Salah satu telapak tangannya memegangi pipiku. Dingin. Yang dapat kulihat hanya rambut hitam kecokelatannya yang basah menutupi sebagian wajahnya. Samar kulihat matanya sayu dengan lingkaran hitam disekitarnya. Bola matanya berwarna biru dengan pandangan yang tidak fokus. Serasa aku sedang ditatap lekat oleh Curt Cobain.

Rain pun menempelkan jidatnya di jidatku. “ Maafkan aku..” dia terus berbisik seperti itu. Aku pun hanya dapat memejamkan mata, menahan harum memuakkan itu, dan mengangguk pelan.

“ Maafkan aku.. oke?”dia pun mengecup kepalaku. Sebelum pergi dia memberikan Fender putih itu padaku dan membuat seluruh kafe bertepuk tangan. Sepertinya Brian yang masih berada di sampingku merasa iri.

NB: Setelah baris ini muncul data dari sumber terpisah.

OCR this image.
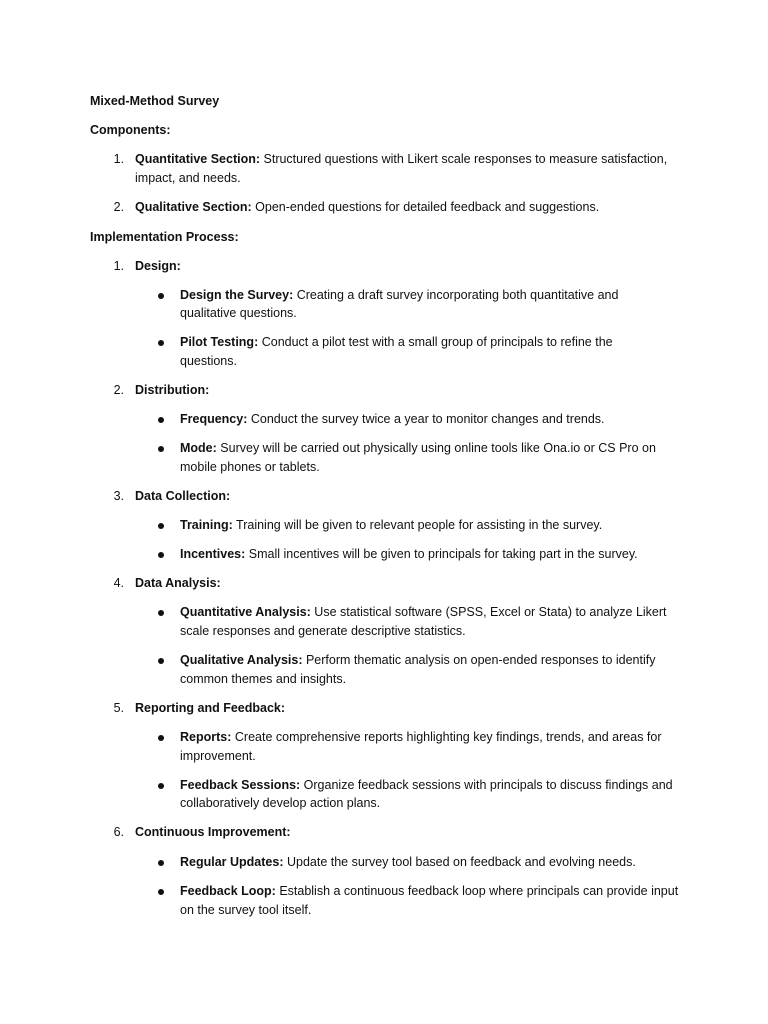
Mixed-Method Survey
Components:
1. Quantitative Section: Structured questions with Likert scale responses to measure satisfaction,
impact, and needs.
2. Qualitative Section: Open-ended questions for detailed feedback and suggestions.
Implementation Process:
1. Design:
Design the Survey: Creating a draft survey incorporating both quantitative and
qualitative questions.
Pilot Testing: Conduct a pilot test with a small group of principals to refine the
questions.
2. Distribution:
Frequency: Conduct the survey twice a year to monitor changes and trends.
Mode: Survey will be carried out physically using online tools like Ona.io or CS Pro on
mobile phones or tablets.
3. Data Collection:
Training: Training will be given to relevant people for assisting in the survey.
Incentives: Small incentives will be given to principals for taking part in the survey.
4. Data Analysis:
Quantitative Analysis: Use statistical software (SPSS, Excel or Stata) to analyze Likert
scale responses and generate descriptive statistics.
Qualitative Analysis: Perform thematic analysis on open-ended responses to identify
common themes and insights.
5. Reporting and Feedback:
Reports: Create comprehensive reports highlighting key findings, trends, and areas for
improvement.
Feedback Sessions: Organize feedback sessions with principals to discuss findings and
collaboratively develop action plans.
6. Continuous Improvement:
Regular Updates: Update the survey tool based on feedback and evolving needs.
Feedback Loop: Establish a continuous feedback loop where principals can provide input
on the survey tool itself.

Dia tahu aku bukan penggemar Ride maupun Rain, tapi aku malah dapat gitar listrik bekas ini.

“ Dia cari-cari kesempatan..” begitu kata Brian saat mengantarku pulang.

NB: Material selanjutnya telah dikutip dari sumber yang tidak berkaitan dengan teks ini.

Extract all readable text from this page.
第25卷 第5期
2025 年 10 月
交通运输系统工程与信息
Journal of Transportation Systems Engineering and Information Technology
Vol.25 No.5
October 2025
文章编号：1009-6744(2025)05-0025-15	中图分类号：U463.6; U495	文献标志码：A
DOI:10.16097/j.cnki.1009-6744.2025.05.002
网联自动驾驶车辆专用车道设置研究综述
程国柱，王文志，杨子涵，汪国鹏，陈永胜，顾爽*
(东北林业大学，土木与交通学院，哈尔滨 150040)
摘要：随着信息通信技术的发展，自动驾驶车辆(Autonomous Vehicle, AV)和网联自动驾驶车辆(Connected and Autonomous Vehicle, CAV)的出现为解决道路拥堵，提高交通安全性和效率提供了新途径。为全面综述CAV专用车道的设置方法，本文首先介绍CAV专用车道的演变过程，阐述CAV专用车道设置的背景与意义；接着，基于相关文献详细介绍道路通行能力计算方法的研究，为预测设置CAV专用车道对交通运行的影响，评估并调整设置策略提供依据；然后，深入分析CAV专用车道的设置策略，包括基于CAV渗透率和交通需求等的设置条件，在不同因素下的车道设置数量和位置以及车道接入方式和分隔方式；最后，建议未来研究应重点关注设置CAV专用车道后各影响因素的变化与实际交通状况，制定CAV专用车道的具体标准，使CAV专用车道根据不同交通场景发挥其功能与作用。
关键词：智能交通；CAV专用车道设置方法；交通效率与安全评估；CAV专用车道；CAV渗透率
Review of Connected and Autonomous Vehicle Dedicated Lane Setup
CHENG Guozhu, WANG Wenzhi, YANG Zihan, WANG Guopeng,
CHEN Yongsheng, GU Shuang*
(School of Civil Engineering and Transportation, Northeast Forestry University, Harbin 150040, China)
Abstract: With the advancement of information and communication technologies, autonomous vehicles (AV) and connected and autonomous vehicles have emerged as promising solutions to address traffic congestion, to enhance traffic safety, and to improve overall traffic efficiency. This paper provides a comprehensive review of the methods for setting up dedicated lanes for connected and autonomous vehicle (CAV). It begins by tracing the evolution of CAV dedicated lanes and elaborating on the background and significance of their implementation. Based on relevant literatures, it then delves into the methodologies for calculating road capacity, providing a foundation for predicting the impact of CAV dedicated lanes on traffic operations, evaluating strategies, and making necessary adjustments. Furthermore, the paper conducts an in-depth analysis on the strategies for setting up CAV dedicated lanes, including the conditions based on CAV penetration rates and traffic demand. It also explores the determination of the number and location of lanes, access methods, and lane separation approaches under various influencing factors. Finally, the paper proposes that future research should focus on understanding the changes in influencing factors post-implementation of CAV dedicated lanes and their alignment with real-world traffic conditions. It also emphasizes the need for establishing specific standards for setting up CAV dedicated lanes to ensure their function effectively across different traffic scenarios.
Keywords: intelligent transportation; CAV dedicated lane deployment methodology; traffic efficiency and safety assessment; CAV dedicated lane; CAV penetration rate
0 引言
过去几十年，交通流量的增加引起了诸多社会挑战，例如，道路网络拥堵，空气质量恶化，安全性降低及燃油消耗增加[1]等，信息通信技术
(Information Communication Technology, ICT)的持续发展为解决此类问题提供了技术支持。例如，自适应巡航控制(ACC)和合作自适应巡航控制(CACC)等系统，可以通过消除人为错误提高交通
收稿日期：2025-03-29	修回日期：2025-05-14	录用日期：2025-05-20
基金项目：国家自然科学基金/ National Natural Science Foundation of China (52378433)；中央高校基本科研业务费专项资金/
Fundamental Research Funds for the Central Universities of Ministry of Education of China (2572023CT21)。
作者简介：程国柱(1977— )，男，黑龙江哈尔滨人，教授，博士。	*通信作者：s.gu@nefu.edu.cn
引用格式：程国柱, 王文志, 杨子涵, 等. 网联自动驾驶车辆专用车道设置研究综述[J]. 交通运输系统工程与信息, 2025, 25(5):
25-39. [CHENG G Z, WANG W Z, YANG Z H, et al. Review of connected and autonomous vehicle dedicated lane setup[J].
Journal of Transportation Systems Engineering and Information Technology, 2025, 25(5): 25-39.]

“ Bilang aja kamu kepengin..” balasku dengan nada mengejek.

“ Ih, emang aku cowok apaan?” Brian sewot.

“ Kamu kepengin ini..” aku tertawa sambil mengangkat gitar keramat itu sampai di atas kepala dengan kedua tanganku.


Seminggu setelahnya Brian terus-terusan mendesakku untuk menjual gitar itu padanya. Terusterang aku sebenarnya tidak mau karena aku mulai menyukai Rain sejak kejadian itu. Memang media dan lingkungan disini boleh menjelek-jelekkannnya, tetapi mereka tidak tahu bahwa sebenarnya dia memiliki hati yang baik. Rain tidak bermaksud membuatku terluka, namun aku terluka, dia memelukku untuk kesalahannya.

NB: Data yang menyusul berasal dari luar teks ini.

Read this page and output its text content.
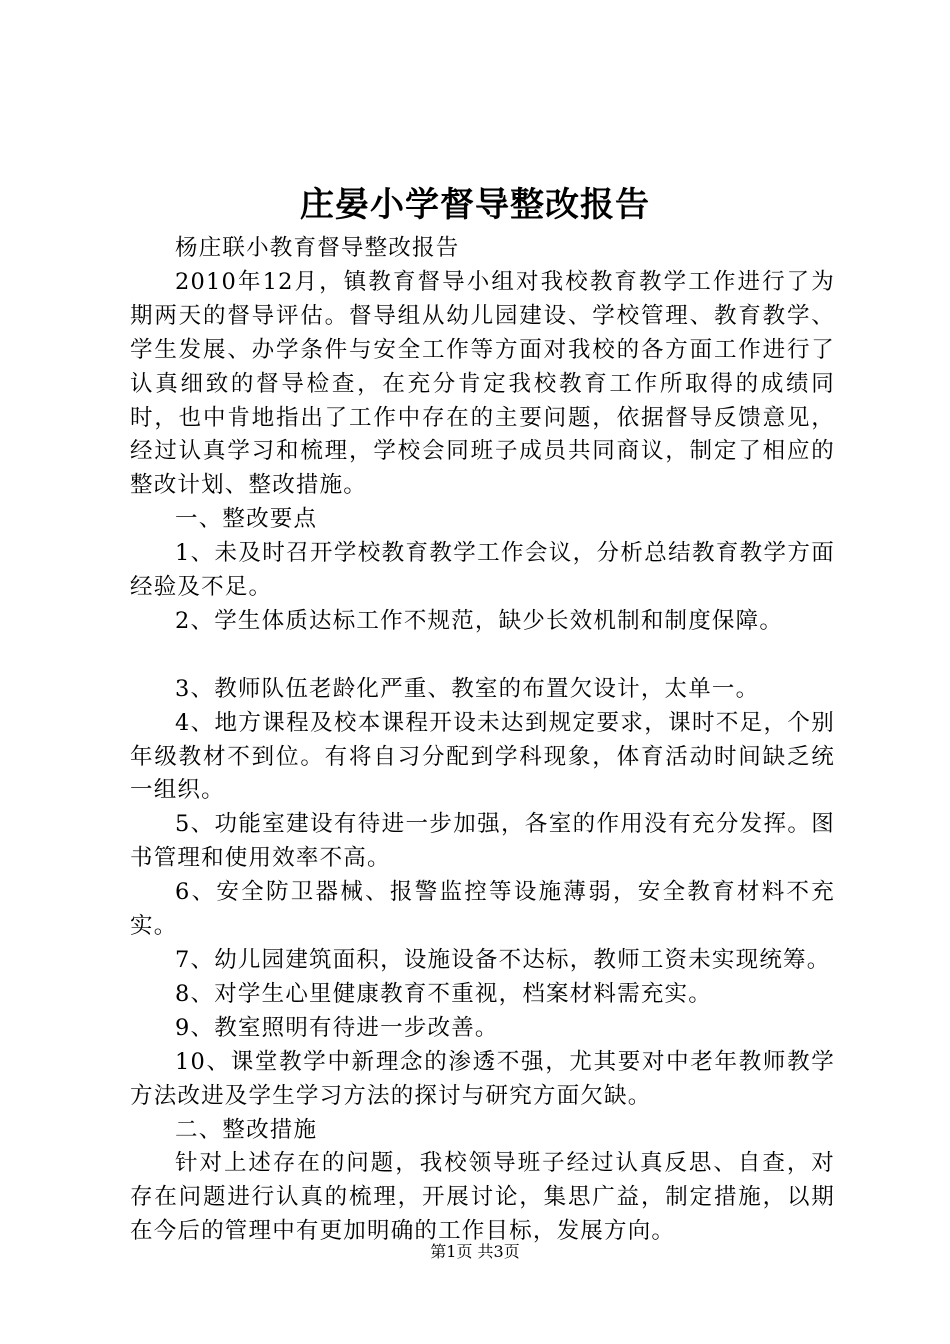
庄晏小学督导整改报告

杨庄联小教育督导整改报告

2010年12月，镇教育督导小组对我校教育教学工作进行了为期两天的督导评估。督导组从幼儿园建设、学校管理、教育教学、学生发展、办学条件与安全工作等方面对我校的各方面工作进行了认真细致的督导检查，在充分肯定我校教育工作所取得的成绩同时，也中肯地指出了工作中存在的主要问题，依据督导反馈意见，经过认真学习和梳理，学校会同班子成员共同商议，制定了相应的整改计划、整改措施。

一、整改要点

1、未及时召开学校教育教学工作会议，分析总结教育教学方面经验及不足。

2、学生体质达标工作不规范，缺少长效机制和制度保障。

3、教师队伍老龄化严重、教室的布置欠设计，太单一。

4、地方课程及校本课程开设未达到规定要求，课时不足，个别年级教材不到位。有将自习分配到学科现象，体育活动时间缺乏统一组织。

5、功能室建设有待进一步加强，各室的作用没有充分发挥。图书管理和使用效率不高。

6、安全防卫器械、报警监控等设施薄弱，安全教育材料不充实。

7、幼儿园建筑面积，设施设备不达标，教师工资未实现统筹。

8、对学生心里健康教育不重视，档案材料需充实。

9、教室照明有待进一步改善。

10、课堂教学中新理念的渗透不强，尤其要对中老年教师教学方法改进及学生学习方法的探讨与研究方面欠缺。

二、整改措施

针对上述存在的问题，我校领导班子经过认真反思、自查，对存在问题进行认真的梳理，开展讨论，集思广益，制定措施，以期在今后的管理中有更加明确的工作目标，发展方向。

第1页 共3页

Tapi Brian berjanji akan membayarku mahal. Aku memang sedang butuh uang untuk mendaftar ke perguruan tinggi yang kusuka. Bagaimana lagi? Tidak kehilangan akal juga, aku pun meminta harga yang lebih mahal jika kutambahkan tanda tangan asli milik Rain di badan gitar tersebut. Akhirnya kami pun sepakat.

Malam Selasa aku pun berniat mengetuk rumah Rain di seberang. Setelah aku keluar dari pintu rumahku sendiri, aku mendengar keributan berasal dari rumah itu. Aku pun menjadi ragu untuk melangkah ke halaman rumahku sendiri. Namun kuberanikan diri untuk terus berjalan mendekat.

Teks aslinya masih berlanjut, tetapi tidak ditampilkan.